Find The Unique Elements In Two Arrays In C++

In C++, dealing with arrays is quite common, and at times, you may need to find the unique elements in two separate arrays. In this article, we are going to illustrate how to find the unique elements in two arrays.

Code Snippet: Finding Unique Elements in Two Arrays in C++

#include<iostream>
#include<unordered_set>
using namespace std;

void findUniqueElements(int arr1[], int arr2[], int n, int m)
{
    unordered_set<int> set1(arr1, arr1 + n);
    for (int i = 0; i < m; i++)
    {
        if (set1.find(arr2[i]) == set1.end())
        {
            cout << arr2[i] << " ";
        }
    }
}

int main()
{
    int arr1[] = { 1, 2, 3, 4, 5  };
    int arr2[] = { 1, 2, 6, 7, 8 };
    int n = sizeof(arr1) / sizeof(arr1[0]);
    int m = sizeof(arr2) / sizeof(arr2[0]);

    findUniqueElements(arr1, arr2, n, m);

    return 0;
}

Code Explanation: Finding Unique Elements in Two Arrays in C++

Initially, we include the necessary libraries for printing to the console (iostream) and using an unordered set (unordered_set).

Next, we declare and define the findUniqueElements function.
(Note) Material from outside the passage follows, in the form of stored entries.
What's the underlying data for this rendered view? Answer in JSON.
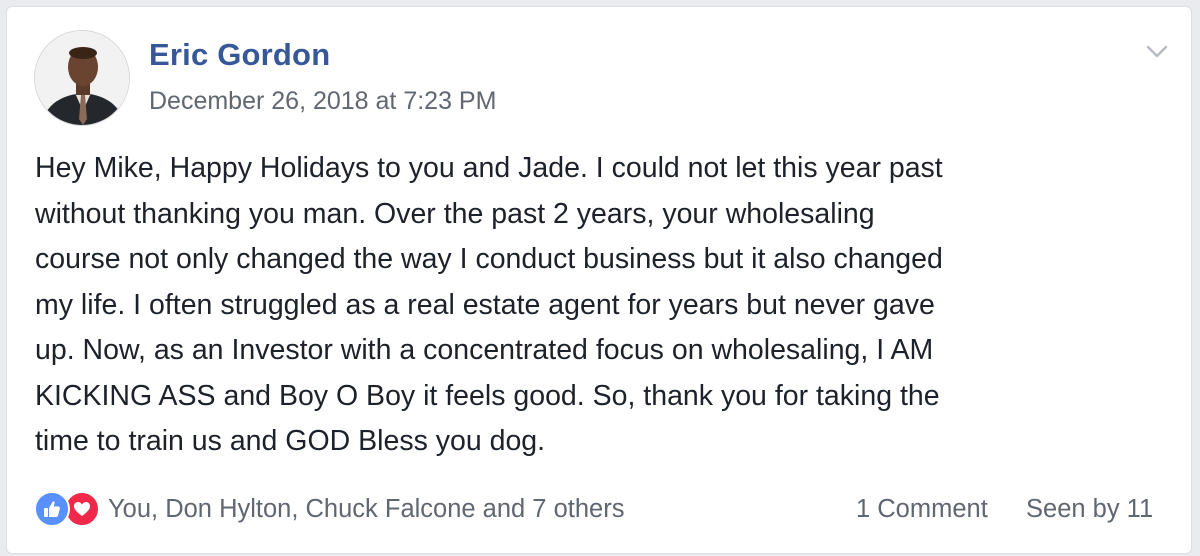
{
  "post": {
    "author": "Eric Gordon",
    "timestamp": "December 26, 2018 at 7:23 PM",
    "text_lines": [
      "Hey Mike, Happy Holidays to you and Jade. I could not let this year past",
      "without thanking you man. Over the past 2 years, your wholesaling",
      "course not only changed the way I conduct business but it also changed",
      "my life. I often struggled as a real estate agent for years but never gave",
      "up. Now, as an Investor with a concentrated focus on wholesaling, I AM",
      "KICKING ASS and Boy O Boy it feels good. So, thank you for taking the",
      "time to train us and GOD Bless you dog."
    ]
  },
  "footer": {
    "reactions_text": "You, Don Hylton, Chuck Falcone and 7 others",
    "comments": "1 Comment",
    "seen_by": "Seen by 11"
  },
  "icons": {
    "menu": "chevron-down-icon",
    "like": "like-icon",
    "love": "love-icon"
  },
  "colors": {
    "author_link": "#365899",
    "like": "#5890ff",
    "love": "#f0284a",
    "text": "#1d2129",
    "meta": "#616770"
  }
}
This function takes four arguments:

• two integer arrays (arr1 and arr2),
• and their respective sizes (n and m).

Inside the function, we create an unordered set (set1) from the elements of the first array (arr1). Then, we iterate over the second array (arr2). For every element in arr2, we check if it exists in set1. If it doesn’t exist—which we determine if set1.find(arr2[i]) equals set1.end()—we print the element to the console. This process helps us find the unique elements in the two arrays.

Finally, inside the main function, we declare and initialize both arrays and their sizes. We then call findUniqueElements to find the unique elements and print them.

Run the program, and you’ll see that it prints 6 7 8 , which are the unique elements in the arr2 as compared to arr1.

This method allows swift array traversal, even for large data sets, and does not involve any complex calculations or algorithms.